Следующим утром я встал пораньше и отправился купаться. Солнце жгло; я просидел на пляже несколько часов, надеясь, что никто не обратит внимания на мою болезненную нью-йоркскую бледность.

В половине двенадцатого я сел в автобус – набитый битком, так что всю дорогу пришлось стоять. Внутри было как в бане, хотя никто вроде бы этого не замечал. Окна закрыты до единого, вонь страшенная, и к тому моменту, когда мы добрались до Плазы-Колон, я был весь в поту и полуобморочном состоянии.

Спускаясь с холма к зданию «Дейли ньюс», я увидел кучку народа. Кое-кто держал плакаты, другие сидели на бровке или стояли прислонившись к припаркованным машинам, что-то выкрикивая всякий раз, когда кто-то входил или выходил. За мной увязался какой-то тип; пока я торопился к лифту, он кричал мне в спину на испанском и потрясал кулаком. Я попробовал защемить его лифтовой дверь, но он вовремя отскочил.

Даже в коридоре было слышно, как кто-то орет в редакционном зале. Когда я открыл дверь, то увидел, что посреди комнаты стоит Лоттерман и размахивает выпуском местной «El Diario». Второй рукой он показывал на незнакомого мне невысокого блондина.

– Моберг! Пьяница вы проклятый! Ваши деньки сочтены! Если с телетайпом хоть что-то случится, деньги на ремонт я вычту из вашего выходного пособия!

Моберг выглядел до того больным, что хоть на «скорой» увози. Позднее я узнал: ночью он заявился в редакцию в стельку пьяным и помочился на телетайп. Все бы хорошо, но в ту пору произошла драка с резней на набережной, а Моберг-то как раз и отвечал за полицейские новости.

Лоттерман вновь прошелся по его адресу, потом набросился на фотографа, едва тот ступил внутрь:

– Вы где шатались прошлой ночью, Сала? Почему у нас нет снимков этой драки?

Тот изумился.

– Да вы что? Я же закончил в восемь… Вы хотите, чтобы я вкалывал по двадцать четыре часа в сутки?

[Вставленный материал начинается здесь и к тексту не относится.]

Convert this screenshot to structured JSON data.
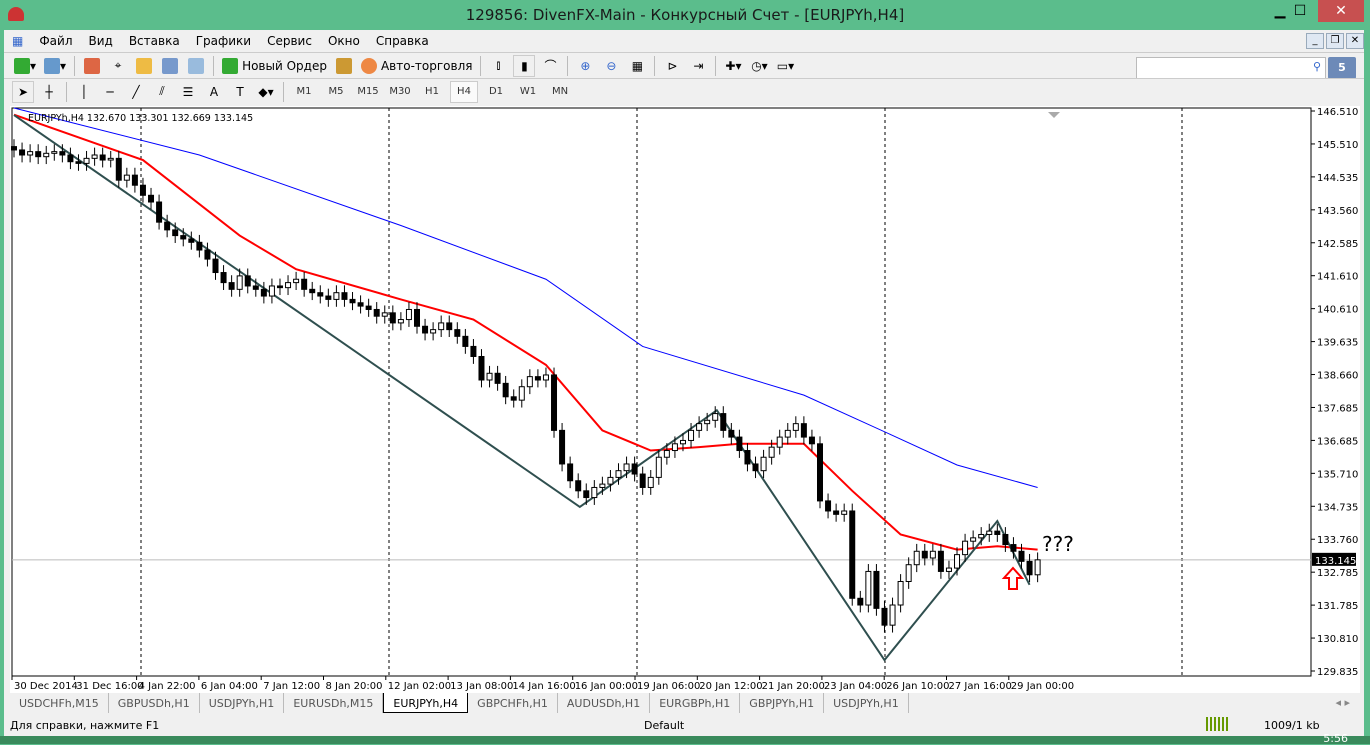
{
  "window": {
    "title": "129856: DivenFX-Main - Конкурсный Счет - [EURJPYh,H4]"
  },
  "menu": [
    "Файл",
    "Вид",
    "Вставка",
    "Графики",
    "Сервис",
    "Окно",
    "Справка"
  ],
  "toolbar": {
    "new_order": "Новый Ордер",
    "auto_trading": "Авто-торговля",
    "messages_count": "5",
    "search_placeholder": ""
  },
  "timeframes": [
    "M1",
    "M5",
    "M15",
    "M30",
    "H1",
    "H4",
    "D1",
    "W1",
    "MN"
  ],
  "active_timeframe": "H4",
  "chart_data": {
    "type": "candlestick",
    "symbol_header": "EURJPYh,H4  132.670 133.301 132.669 133.145",
    "current_price": "133.145",
    "annotation": "???",
    "price_ticks": [
      "146.510",
      "145.510",
      "144.535",
      "143.560",
      "142.585",
      "141.610",
      "140.610",
      "139.635",
      "138.660",
      "137.685",
      "136.685",
      "135.710",
      "134.735",
      "133.760",
      "132.785",
      "131.785",
      "130.810",
      "129.835"
    ],
    "ylim": [
      129.835,
      146.51
    ],
    "time_labels": [
      "30 Dec 2014",
      "31 Dec 16:00",
      "4 Jan 22:00",
      "6 Jan 04:00",
      "7 Jan 12:00",
      "8 Jan 20:00",
      "12 Jan 02:00",
      "13 Jan 08:00",
      "14 Jan 16:00",
      "16 Jan 00:00",
      "19 Jan 06:00",
      "20 Jan 12:00",
      "21 Jan 20:00",
      "23 Jan 04:00",
      "26 Jan 10:00",
      "27 Jan 16:00",
      "29 Jan 00:00"
    ],
    "closes": [
      145.35,
      145.2,
      145.3,
      145.15,
      145.25,
      145.3,
      145.2,
      145.0,
      144.95,
      145.1,
      145.2,
      145.05,
      145.1,
      144.45,
      144.6,
      144.3,
      144.0,
      143.8,
      143.2,
      142.97,
      142.8,
      142.7,
      142.6,
      142.37,
      142.1,
      141.7,
      141.4,
      141.2,
      141.6,
      141.3,
      141.2,
      141.0,
      141.3,
      141.25,
      141.4,
      141.5,
      141.2,
      141.1,
      141.0,
      140.9,
      141.1,
      140.9,
      140.8,
      140.7,
      140.6,
      140.4,
      140.5,
      140.2,
      140.3,
      140.6,
      140.1,
      139.9,
      140.0,
      140.2,
      140.0,
      139.8,
      139.5,
      139.2,
      138.5,
      138.7,
      138.4,
      138.0,
      137.9,
      138.3,
      138.6,
      138.5,
      138.65,
      137.0,
      136.0,
      135.5,
      135.2,
      135.0,
      135.3,
      135.4,
      135.6,
      135.8,
      136.0,
      135.7,
      135.3,
      135.6,
      136.2,
      136.4,
      136.6,
      136.7,
      137.0,
      137.2,
      137.3,
      137.5,
      137.0,
      136.8,
      136.4,
      136.0,
      135.8,
      136.2,
      136.5,
      136.8,
      137.0,
      137.2,
      136.8,
      136.6,
      134.9,
      134.6,
      134.5,
      134.6,
      132.0,
      131.8,
      132.8,
      131.7,
      131.2,
      131.8,
      132.5,
      133.0,
      133.4,
      133.2,
      133.4,
      132.8,
      132.9,
      133.3,
      133.7,
      133.8,
      133.9,
      134.0,
      133.9,
      133.6,
      133.4,
      133.1,
      132.7,
      133.145
    ],
    "ma_red": [
      [
        0,
        146.4
      ],
      [
        16,
        145.05
      ],
      [
        28,
        142.8
      ],
      [
        35,
        141.8
      ],
      [
        48,
        140.9
      ],
      [
        57,
        140.3
      ],
      [
        66,
        138.95
      ],
      [
        73,
        137.0
      ],
      [
        79,
        136.4
      ],
      [
        85,
        136.5
      ],
      [
        90,
        136.6
      ],
      [
        98,
        136.6
      ],
      [
        104,
        135.2
      ],
      [
        110,
        133.9
      ],
      [
        117,
        133.45
      ],
      [
        122,
        133.55
      ],
      [
        127,
        133.45
      ]
    ],
    "ma_blue": [
      [
        0,
        146.6
      ],
      [
        23,
        145.2
      ],
      [
        48,
        143.1
      ],
      [
        66,
        141.5
      ],
      [
        78,
        139.5
      ],
      [
        98,
        138.05
      ],
      [
        109,
        136.85
      ],
      [
        117,
        135.97
      ],
      [
        127,
        135.3
      ]
    ],
    "zigzag": [
      [
        0,
        146.39
      ],
      [
        70.2,
        134.72
      ],
      [
        87.2,
        137.6
      ],
      [
        108,
        130.16
      ],
      [
        122,
        134.3
      ],
      [
        126,
        132.4
      ]
    ],
    "colors": {
      "ma_red": "#ff0000",
      "ma_blue": "#0000ff",
      "zigzag": "#2f4f4f",
      "arrow": "#ff0000"
    }
  },
  "tabs": [
    "USDCHFh,M15",
    "GBPUSDh,H1",
    "USDJPYh,H1",
    "EURUSDh,M15",
    "EURJPYh,H4",
    "GBPCHFh,H1",
    "AUDUSDh,H1",
    "EURGBPh,H1",
    "GBPJPYh,H1",
    "USDJPYh,H1"
  ],
  "active_tab": 4,
  "status": {
    "help": "Для справки, нажмите F1",
    "profile": "Default",
    "traffic": "1009/1 kb"
  },
  "clock": "5:56"
}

Лоттерман ворчливо отвернулся. Тут он увидел меня и жестом пригласил к себе в кабинет.

– Господи Иисусе! – воскликнул он, усаживаясь. – Да что такое с этими лодырями?! Убегают с работы в неурочный час, мочатся на дорогостоящее оборудование, вечно пьяные… Сам удивляюсь, почему я еще не спятил!

Я вежливо улыбнулся и закурил.

Он уставился на меня с любопытством.

– Христом Богом надеюсь, что вы нормальный человек… Очередной извращенец был бы последней соломинкой.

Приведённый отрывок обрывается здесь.